Отец судорожно пытался спрятать шкатулку под наваленным на моей кровати барахлом.
– Милый! – переключилась она на отца. – Что случилось с половиком?
– В смысле? – теперь глаза закатил папа.
Он сунул мне оставшуюся у него в руках черно-белую фотографию с отпрысками Воронцовых и поспешил в коридор.
– Кто-то по нему… ходил! – слышала я их разборку. – Ногами! И это больше не новорожденный желтый, а депрессивно-осенний перегной!
– Марина, это половик. Он у двери лежит, на полу. Для ног.
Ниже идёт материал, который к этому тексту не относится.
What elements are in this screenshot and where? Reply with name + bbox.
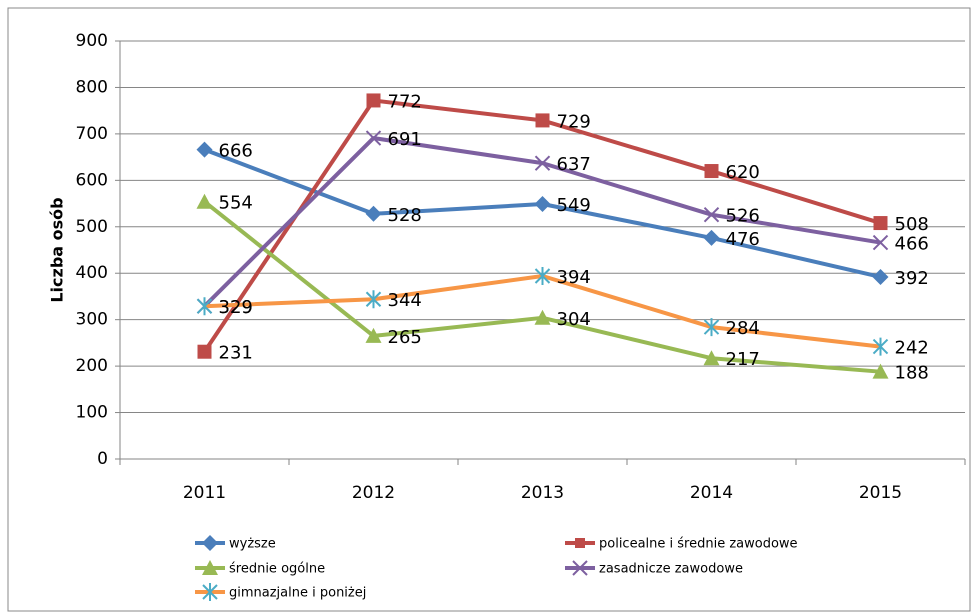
marker [873,216,888,231]
data-label: 549 [557,195,591,216]
y-axis-label: Liczba osób [48,197,67,302]
y-tick-label: 0 [97,449,108,469]
data-label: 304 [557,309,591,330]
marker [366,93,381,108]
data-label: 284 [726,318,760,339]
data-label: 508 [895,214,929,235]
data-label: 729 [557,111,591,132]
marker [703,206,720,223]
marker [534,267,551,286]
data-label: 666 [219,141,253,162]
data-label: 637 [557,154,591,175]
y-tick-label: 700 [76,124,108,144]
legend-marker [202,535,218,551]
marker [196,141,213,158]
y-tick-label: 600 [76,170,108,190]
data-label: 691 [388,129,422,150]
legend-label: wyższe [229,537,276,552]
legend-label: policealne i średnie zawodowe [599,537,798,552]
x-tick-label: 2013 [521,483,564,503]
marker [365,327,382,343]
marker [703,229,720,246]
marker [365,290,382,309]
marker [872,363,889,379]
data-label: 329 [219,297,253,318]
chart-border [7,7,971,612]
legend-marker [202,560,218,575]
legend-marker [575,538,585,548]
data-label: 554 [219,193,253,214]
legend-label: średnie ogólne [229,562,325,577]
data-label: 528 [388,205,422,226]
legend-marker [572,560,588,576]
x-tick-label: 2014 [690,483,733,503]
data-label: 217 [726,349,760,370]
marker [534,155,551,171]
marker [196,193,213,209]
data-label: 242 [895,338,929,359]
y-tick-label: 100 [76,403,108,423]
marker [704,164,719,179]
data-label: 344 [388,290,422,311]
data-label: 466 [895,234,929,255]
marker [534,309,551,325]
marker [703,350,720,366]
y-tick-label: 800 [76,77,108,97]
marker [872,337,889,356]
marker [703,318,720,337]
legend-label: zasadnicze zawodowe [599,562,743,577]
legend-label: gimnazjalne i poniżej [229,586,366,601]
data-label: 620 [726,162,760,183]
marker [872,234,889,251]
y-tick-label: 400 [76,263,108,283]
data-label: 394 [557,267,591,288]
marker [534,196,551,213]
y-tick-label: 900 [76,31,108,51]
data-label: 772 [388,91,422,112]
marker [872,268,889,285]
x-tick-label: 2012 [352,483,395,503]
data-label: 231 [219,343,253,364]
x-tick-label: 2011 [183,483,226,503]
marker [535,113,550,128]
marker [365,130,382,146]
legend-marker [202,583,218,601]
x-tick-label: 2015 [859,483,902,503]
data-label: 329 [219,297,253,318]
marker [197,344,212,359]
y-tick-label: 500 [76,217,108,237]
marker [196,297,213,316]
marker [365,205,382,222]
data-label: 526 [726,206,760,227]
data-label: 188 [895,363,929,384]
data-label: 265 [388,327,422,348]
data-label: 392 [895,268,929,289]
y-tick-label: 300 [76,310,108,330]
data-label: 476 [726,229,760,250]
y-tick-label: 200 [76,356,108,376]
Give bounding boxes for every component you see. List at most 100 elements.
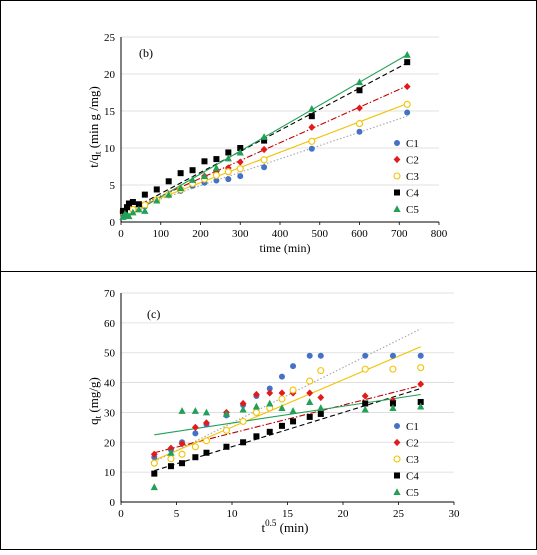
legend-marker-c4 <box>394 472 400 479</box>
data-point-c2 <box>167 444 175 452</box>
x-tick-label: 10 <box>227 508 239 520</box>
data-point-c5 <box>202 408 211 416</box>
legend-label-c2: C2 <box>406 155 419 167</box>
data-point-c2 <box>306 389 314 397</box>
data-point-c4 <box>192 454 199 461</box>
data-point-c2 <box>361 392 369 400</box>
data-point-c1 <box>306 352 313 359</box>
data-point-c3 <box>178 450 186 458</box>
data-point-c1 <box>266 385 273 392</box>
y-tick-label: 10 <box>104 467 116 479</box>
data-point-c3 <box>355 120 364 128</box>
data-points <box>119 50 411 220</box>
y-tick-label: 0 <box>110 217 116 229</box>
y-tick-label: 20 <box>104 69 116 81</box>
data-point-c4 <box>177 170 184 177</box>
legend-label-c3: C3 <box>406 454 419 466</box>
data-point-c2 <box>191 423 199 431</box>
data-point-c2 <box>308 123 316 131</box>
data-point-c3 <box>222 426 230 434</box>
legend-marker-c2 <box>393 438 401 447</box>
legend-label-c4: C4 <box>406 471 419 483</box>
axes <box>120 37 440 225</box>
data-point-c5 <box>153 196 161 204</box>
data-point-c4 <box>317 410 324 417</box>
y-tick-label: 5 <box>110 180 116 192</box>
data-point-c1 <box>225 176 232 183</box>
x-tick-label: 700 <box>391 228 408 240</box>
legend: C1 C2 C3 C4 C5 <box>393 421 419 499</box>
data-point-c5 <box>252 402 261 410</box>
data-point-c5 <box>141 207 149 214</box>
legend-label-c3: C3 <box>406 171 419 183</box>
data-point-c5 <box>129 208 137 216</box>
x-axis-label: time (min) <box>260 241 311 255</box>
data-point-c5 <box>236 148 244 156</box>
legend-marker-c5 <box>393 205 401 212</box>
data-point-c3 <box>191 443 199 451</box>
legend-marker-c4 <box>394 189 400 196</box>
data-point-c2 <box>236 158 244 166</box>
data-point-c1 <box>237 173 244 180</box>
data-point-c2 <box>239 399 247 408</box>
data-point-c4 <box>240 439 247 446</box>
data-point-c5 <box>403 50 411 58</box>
chart-panel-b: 0 100 200 300 400 500 600 700 800 0 5 10 15 20 25 C1 C2… <box>86 32 448 255</box>
y-tick-label: 10 <box>104 143 116 155</box>
data-point-c5 <box>125 212 133 220</box>
x-tick-label: 0 <box>118 508 124 520</box>
data-point-c4 <box>167 463 174 470</box>
data-point-c4 <box>389 400 396 407</box>
data-point-c2 <box>150 450 158 458</box>
fit-line-c3 <box>154 346 421 461</box>
data-point-c3 <box>239 417 247 425</box>
data-point-c4 <box>179 460 186 467</box>
data-point-c5 <box>260 133 268 140</box>
legend-marker-c1 <box>394 140 400 146</box>
data-point-c4 <box>417 398 424 405</box>
data-points <box>150 352 425 491</box>
data-point-c2 <box>403 82 411 91</box>
panel-label: (c) <box>147 307 160 321</box>
data-point-c5 <box>355 78 364 86</box>
data-point-c5 <box>308 104 316 112</box>
axes <box>120 293 455 505</box>
data-point-c5 <box>167 448 175 456</box>
data-point-c3 <box>236 165 244 173</box>
y-tick-label: 30 <box>104 407 116 419</box>
y-tick-label: 15 <box>104 106 116 118</box>
data-point-c5 <box>306 398 314 405</box>
data-point-c5 <box>222 410 231 417</box>
data-point-c2 <box>417 380 425 388</box>
data-point-c4 <box>151 470 158 477</box>
data-point-c2 <box>260 145 268 154</box>
x-tick-label: 500 <box>312 228 329 240</box>
legend: C1 C2 C3 C4 C5 <box>393 138 419 216</box>
panel-label: (b) <box>139 46 153 60</box>
data-point-c1 <box>389 352 396 359</box>
data-point-c4 <box>225 149 232 156</box>
data-point-c4 <box>237 145 244 151</box>
data-point-c5 <box>361 405 369 413</box>
data-point-c5 <box>177 184 185 191</box>
x-tick-label: 30 <box>449 508 461 520</box>
gridlines <box>121 36 439 186</box>
data-point-c4 <box>125 200 132 207</box>
data-point-c1 <box>356 128 363 135</box>
data-point-c5 <box>191 407 199 414</box>
legend-label-c5: C5 <box>406 487 419 499</box>
data-point-c5 <box>239 405 247 413</box>
legend-marker-c1 <box>394 423 400 429</box>
data-point-c3 <box>150 459 158 467</box>
legend-label-c2: C2 <box>406 438 419 450</box>
data-point-c3 <box>317 367 325 375</box>
data-point-c1 <box>362 352 369 359</box>
data-point-c3 <box>260 156 268 164</box>
data-point-c2 <box>266 389 274 397</box>
data-point-c1 <box>290 363 297 370</box>
x-tick-label: 800 <box>431 228 448 240</box>
data-point-c5 <box>389 404 397 411</box>
y-tick-label: 70 <box>104 288 116 300</box>
data-point-c1 <box>278 373 285 380</box>
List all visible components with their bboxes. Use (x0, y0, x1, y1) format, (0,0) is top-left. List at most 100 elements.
Судя по звуку, отец притащил из ванной ведро с тряпкой, чтобы реанимировать парой шлепков новорожденный желтый.
Слушая их, я украдкой рассматривала фотографию. Максим держался за перекладины лестницы на детской площадке, Алла стояла совсем близко ко мне. На шаг ближе к тому, кто делал фото, но я была вполоборота. Мы словно шли в разные стороны. На заднем фоне бегали другие дети, а под ногами у меня растянулись нарисованные мелом клетки классиков.
– Кира! – заглянула в комнату мама, и я быстро сунула снимок за спину, но дернула толстовки, и они свалились на пол вместе со шкатулкой. – Кира… – выдохнула мама мое имя, как выдохнула бы меня, застав за расчлененкой детеныша единорога. – Почему? Боже! Почему постоянно лезешь к шкатулке? Молю святыми, не прикасайся к ней! Никогда не трогай! Кирочка, дочка! Зачем ты постоянно издеваешься надо мной! Ирочка, не стыдно, нет? Почему молчишь? Милый, твоя дочь меня ненавидит! Мирочка, отвечай, почему ты такая неблагодарная?!
– Я Кира, мам.
– Я так и сказала, Ира! Что, что, что… тебе от меня нужно, что?!
Мама бросила шкатулку на письменный стол и принялась поправлять растрепавшийся локон. Ей срочно нужно было завернуть его тремя оборотами, а не двумя.
– Мам, – дернула я за край ее пиджака, все еще продолжая сидеть на полу, – убери от лица скотч.
– Но ведь не держится! – перестала она слюнявить прядь, пробуя закрепить локон изолентой. – Тут все неправильно. Раз, три, четыре. Нужно три. Раз, три, четыре. Ирочка, три оборота, а не два. Нельзя два. Нельзя два. Нельзя…
– Ты помой голову. Закрути заново, – предложила я.
– Закручу… На четыре оборота… да, правильно… закручу снова…
– Ага. На четыре.
За восемнадцать лет жизни с мамой отец, а потом и я поняли – с ней лучше не спорить.